The Curious Origin of the Word ‘Television’

Literature



By Dr Oliver Tearle (Loughborough University)

The editor of the Manchester Guardian (later to become The Guardian), C. P. Scott (1846-1932), was no fan of the word ‘television’. He famously commented: ‘Television? The word is half Latin and half Greek. No good can come of it.’

Scott was right about the etymology of the word. For the word ‘television’ comes from the ancient Greek τῆλε (i.e., tele) meaning ‘far’, and the Latin visio meaning ‘sight’. The word first appeared in August 1900, when the Russian scientist Constantin Perskyi used it in a paper given at a conference on electricity. However, Perskyi’s paper was given in French, and ‘television’ didn’t surface in English until seven years later.

However, when it was first used in the English language, in 1907, the technology of television was still theoretical. Back then, the word ‘television’ was still an idea for a system for transmitting moving images over telegraph, or even telephone, wires, rather than an actual invention that had been developed and that worked.

And indeed, there were other possible names proposed for the then-hypothetical technology for sending pictures over considerable distances. Alternative names which were suggested include telephote (as early as 1880) and televista (in 1904). But it was ‘television’ which won out. By 1929, three years after John Logie Baird had demonstrated the potential for television, the word ‘television’ was already being used to describe a television set, namely a device with a screen and an aerial which could receive transmitted moving images.

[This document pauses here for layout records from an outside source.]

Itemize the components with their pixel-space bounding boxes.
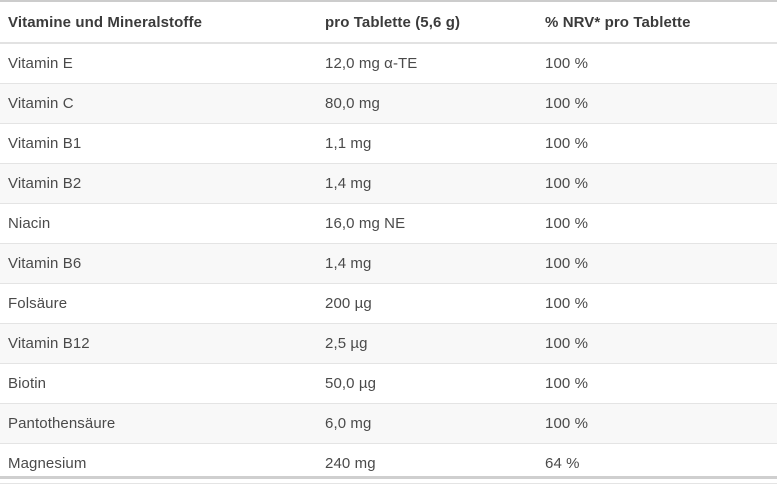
cell-nutrient-name: Vitamin E [0,43,325,84]
cell-nutrient-name: Vitamin B2 [0,163,325,204]
cell-nutrient-name: Vitamin B1 [0,123,325,164]
column-header-nutrient: Vitamine und Mineralstoffe [0,1,325,44]
table-row: Vitamin C 80,0 mg 100 % [0,83,777,124]
cell-nrv-percent: 100 % [545,163,777,204]
cell-amount-per-tablet: 16,0 mg NE [325,203,545,244]
table-row: Vitamin E 12,0 mg α-TE 100 % [0,43,777,84]
cell-nrv-percent: 100 % [545,203,777,244]
cell-amount-per-tablet: 1,4 mg [325,163,545,204]
cell-nutrient-name: Pantothensäure [0,403,325,444]
cell-nutrient-name: Vitamin B12 [0,323,325,364]
table-body: Vitamin E 12,0 mg α-TE 100 % Vitamin C 80,0 … [0,43,777,484]
table-row: Vitamin B12 2,5 µg 100 % [0,323,777,364]
cell-nrv-percent: 100 % [545,403,777,444]
cell-nrv-percent: 100 % [545,43,777,84]
cell-amount-per-tablet: 6,0 mg [325,403,545,444]
cell-nrv-percent: 100 % [545,123,777,164]
cell-nutrient-name: Vitamin C [0,83,325,124]
cell-nutrient-name: Niacin [0,203,325,244]
table-row: Vitamin B6 1,4 mg 100 % [0,243,777,284]
table-bottom-edge [0,476,777,479]
cell-amount-per-tablet: 1,1 mg [325,123,545,164]
cell-nrv-percent: 100 % [545,283,777,324]
table-row: Pantothensäure 6,0 mg 100 % [0,403,777,444]
cell-amount-per-tablet: 12,0 mg α-TE [325,43,545,84]
cell-amount-per-tablet: 1,4 mg [325,243,545,284]
cell-amount-per-tablet: 50,0 µg [325,363,545,404]
cell-nrv-percent: 100 % [545,83,777,124]
cell-nrv-percent: 100 % [545,323,777,364]
cell-nrv-percent: 100 % [545,243,777,284]
table-row: Vitamin B2 1,4 mg 100 % [0,163,777,204]
cell-nrv-percent: 100 % [545,363,777,404]
cell-amount-per-tablet: 200 µg [325,283,545,324]
header-row: Vitamine und Mineralstoffe pro Tablette … [0,1,777,44]
cell-amount-per-tablet: 80,0 mg [325,83,545,124]
cell-nutrient-name: Folsäure [0,283,325,324]
table-row: Niacin 16,0 mg NE 100 % [0,203,777,244]
cell-nutrient-name: Vitamin B6 [0,243,325,284]
table-row: Vitamin B1 1,1 mg 100 % [0,123,777,164]
table-row: Folsäure 200 µg 100 % [0,283,777,324]
column-header-nrv-percent: % NRV* pro Tablette [545,1,777,44]
cell-amount-per-tablet: 2,5 µg [325,323,545,364]
column-header-amount-per-tablet: pro Tablette (5,6 g) [325,1,545,44]
cell-nutrient-name: Biotin [0,363,325,404]
table-row: Biotin 50,0 µg 100 % [0,363,777,404]
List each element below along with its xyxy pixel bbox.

The abbreviation ‘TV’ for ‘television’ was first recorded in 1945, formed, as one can guess, from the letters in ‘TeleVision’. ‘Telly’, which is more common in Britain than elsewhere, came into use surprisingly early, in 1930. However, ‘telly’ in its earlier incarnation – as a colloquial abbreviation of ‘telegraph’ – dates back to 1796. When the novelist Maria Edgeworth used the word in a letter of 1796, the context made this clear:

He was afraid that the motion of the stage would have been too violent to agree with his model telegraph—‘his pretty, delicate little telly’, as Lovell calls it.

Surprisingly, the initialism CCTV, which stands for ‘closed-circuit television’ and is defined by the OED as ‘a surveillance and security system which provides remote observation of a limited (public) area by means of one or more cameras transmitting video signals to a monitor screen or screens’, has been in use since as early as 1958.

Purists like C. P. Scott may not have liked the word ‘television’, whose word combined ancient Greek and Latin elements. But if we’re to throw out ‘television’ on such grounds, we must also shun a number of other useful words, including ‘bigamy’, ‘genocide’, ‘petroleum’, ‘automobile’, and ‘homosexual’, all of which are also mongrel mouthfuls formed from a combination of Greek and Latin.